1. They pay too much, too fast, with no questions
A normal tenant asks about water, Yaka, security, garbage. They negotiate 20k off the rent. They want receipts.
A dangerous tenant pays six months upfront, in cash, on day one. No viewing twice. No asking about the LC1. They just want the keys.
Why? Police say criminals use rentals to hide, store stolen goods, or hold victims. An empty house with a paid-up receipt is perfect. If someone pays your annual rent without blinking and refuses to meet your family, slow down.
2. They refuse the LC1 introduction
This is law in most divisions, and it is common sense. The LC1 chairperson must know who lives in the zone. It helps with security, rubbish collection, and emergencies.
When a tenant says “I’m a private person” or “I’ll do it later” and three months pass, you have a problem. People who hide from the local council are often hiding from someone else too.
As a landlord, make LC1 introduction a condition of the agreement. Write it down. If they refuse, refund the money. A vacant house is safer than a dangerous tenant.
3. They fight neighbors over small compound rules
Drying clothes. Parking. Noise after 10PM. Every compound has these fights. Normal tenants argue and settle.
The warning sign is a tenant who threatens violence over small things. “If you touch my line again I’ll kill you.” “Tell your child to stop playing near my door or else.”
CID says that domestic murders rarely start with murder. They start with threats that everyone ignores because “he’s just talking.” If your other tenants come to you scared of one person, believe them. You are liable for what happens on your property.
4. They know your movements better than you do
Asiimwe was killed when he went to check his rentals. That means the killers knew when he would be alone, and where.
Ask yourself: Does your tenant know what car you drive? When your children leave for school? When your house is empty? Have they ever asked, “So you stay in Mukono?” or “You usually come at month-end, eh?”
A good tenant does not study you. A criminal does. Change your collection routine. Send mobile money. Use a caretaker. Never enter a tenant’s house alone to discuss arrears. If you find them doing something illegal, they will definitely kill you in order to seal their criminal behaviors.
5. The house goes quiet, but the Yaka stays high
In past landlord-tenant murder cases, neighbors noticed the same clue: no one saw the tenant, but lights were on all night. The water tank was always filling.
If your tenant disappears but power and water bills are climbing, something is wrong. It could be a sub-let. It could be business you didn’t allow. It could be worse. Do inspections every two months. It is your house. Give 24-hour notice and go with your caretaker or LC1.

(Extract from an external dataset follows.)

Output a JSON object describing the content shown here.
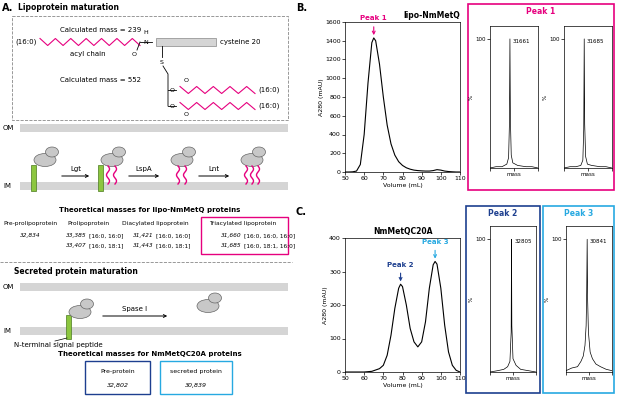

What to do if you see these signs
1. Don’t confront them alone. Go to the police post first, then LC1. Let them escort you.
2. Document everything. Keep SMS, receipts, agreements. If it goes to court, you need paper.
3. Trust your gut. If your body tells you not to enter that gate at 7PM, listen. Asiimwe’s family wishes he had.
4. Use written agreements. Verbal agreements kill. Clause 7 should say “Landlord may inspect with 24-hour notice”.
Abias Asiimwe was not a careless man. He was a landlord doing his job in Ishaka. The country cannot bring him back. But other landlords from Kabale to Kampala can learn.
Your life is worth more than 300k rent. Check your tenants. Check your routine. And never believe “it can’t happen on my compound.”